Other artists cover subjects as wide ranging as clear-cutting (Ken Baxter’s striking painting “Forest Fire”), cattle grazing (Cyrus Mejia’s delightful “Sacred Cow” painting), and the disappearance of western symbols (David Baddley’s selenium silver gelatin print of a dead and dangling “Coyote”). There’s also an added level of resonance to the stunning iridescent colors in Raphael De Peyer’s microphotographic “worlds within worlds” work “The Kiss,” which seems to reveal “two people (or angels!) reaching out to embrace.” De Peyer, who fully succeeds in his stated intent to transport the viewer to another world, tragically left our world the day this show opened.

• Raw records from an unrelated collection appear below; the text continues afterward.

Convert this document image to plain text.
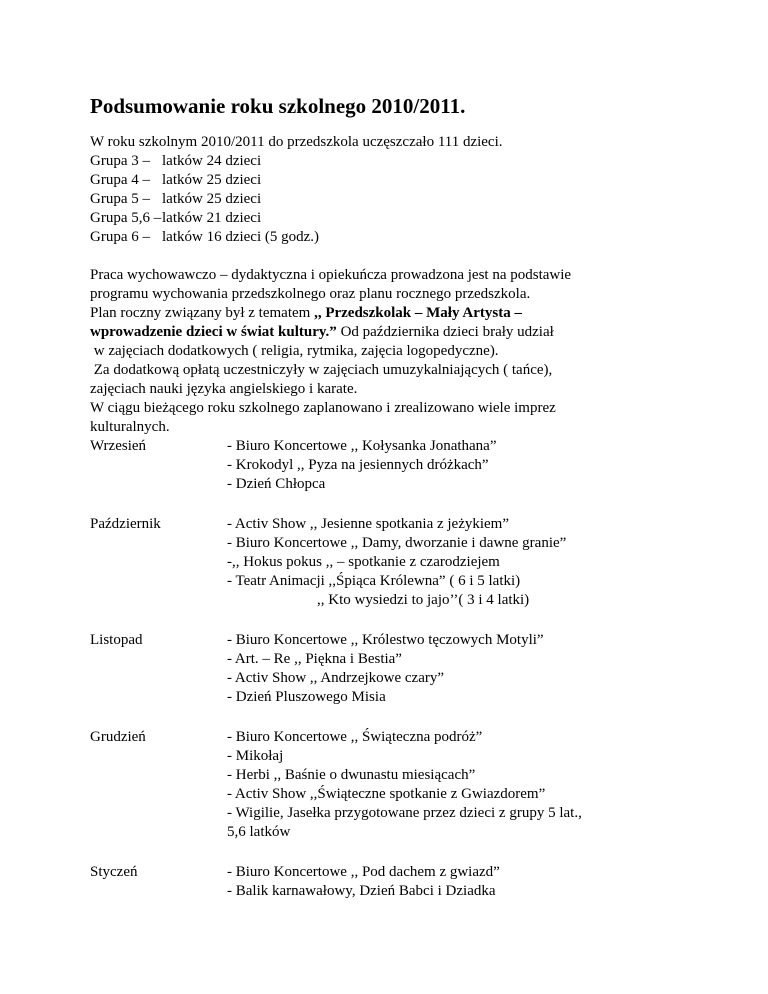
Podsumowanie roku szkolnego 2010/2011.

W roku szkolnym 2010/2011 do przedszkola uczęszczało 111 dzieci.

Grupa 3 – latków 24 dzieci
Grupa 4 – latków 25 dzieci
Grupa 5 – latków 25 dzieci
Grupa 5,6 – latków 21 dzieci
Grupa 6 – latków 16 dzieci (5 godz.)

Praca wychowawczo – dydaktyczna i opiekuńcza prowadzona jest na podstawie

programu wychowania przedszkolnego oraz planu rocznego przedszkola.

Plan roczny związany był z tematem ,, Przedszkolak – Mały Artysta –

wprowadzenie dzieci w świat kultury.” Od października dzieci brały udział

w zajęciach dodatkowych ( religia, rytmika, zajęcia logopedyczne).

Za dodatkową opłatą uczestniczyły w zajęciach umuzykalniających ( tańce),

zajęciach nauki języka angielskiego i karate.

W ciągu bieżącego roku szkolnego zaplanowano i zrealizowano wiele imprez

kulturalnych.

Wrzesień	- Biuro Koncertowe ,, Kołysanka Jonathana”
- Krokodyl ,, Pyza na jesiennych dróżkach”
- Dzień Chłopca
Październik	- Activ Show ,, Jesienne spotkania z jeżykiem”
- Biuro Koncertowe ,, Damy, dworzanie i dawne granie”
-,, Hokus pokus ,, – spotkanie z czarodziejem
- Teatr Animacji ,,Śpiąca Królewna” ( 6 i 5 latki)
,, Kto wysiedzi to jajo’’( 3 i 4 latki)
Listopad	- Biuro Koncertowe ,, Królestwo tęczowych Motyli”
- Art. – Re ,, Piękna i Bestia”
- Activ Show ,, Andrzejkowe czary”
- Dzień Pluszowego Misia
Grudzień	- Biuro Koncertowe ,, Świąteczna podróż”
- Mikołaj
- Herbi ,, Baśnie o dwunastu miesiącach”
- Activ Show ,,Świąteczne spotkanie z Gwiazdorem”
- Wigilie, Jasełka przygotowane przez dzieci z grupy 5 lat.,
5,6 latków
Styczeń	- Biuro Koncertowe ,, Pod dachem z gwiazd”
- Balik karnawałowy, Dzień Babci i Dziadka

Larry Graham Clarkson obscured his landscape painting with an actual mini-blind, effectively parodying our estrangement from nature. Most people, he writes, experience the landscape looking through magazines, door frames, car windows and computer screens. “Perhaps you are different,” Clarkson notes in his commentary for the show—“you came to this art exhibit to experience nature. If you did, leave immediately and go take a hike. Don’t forget your sunglasses.”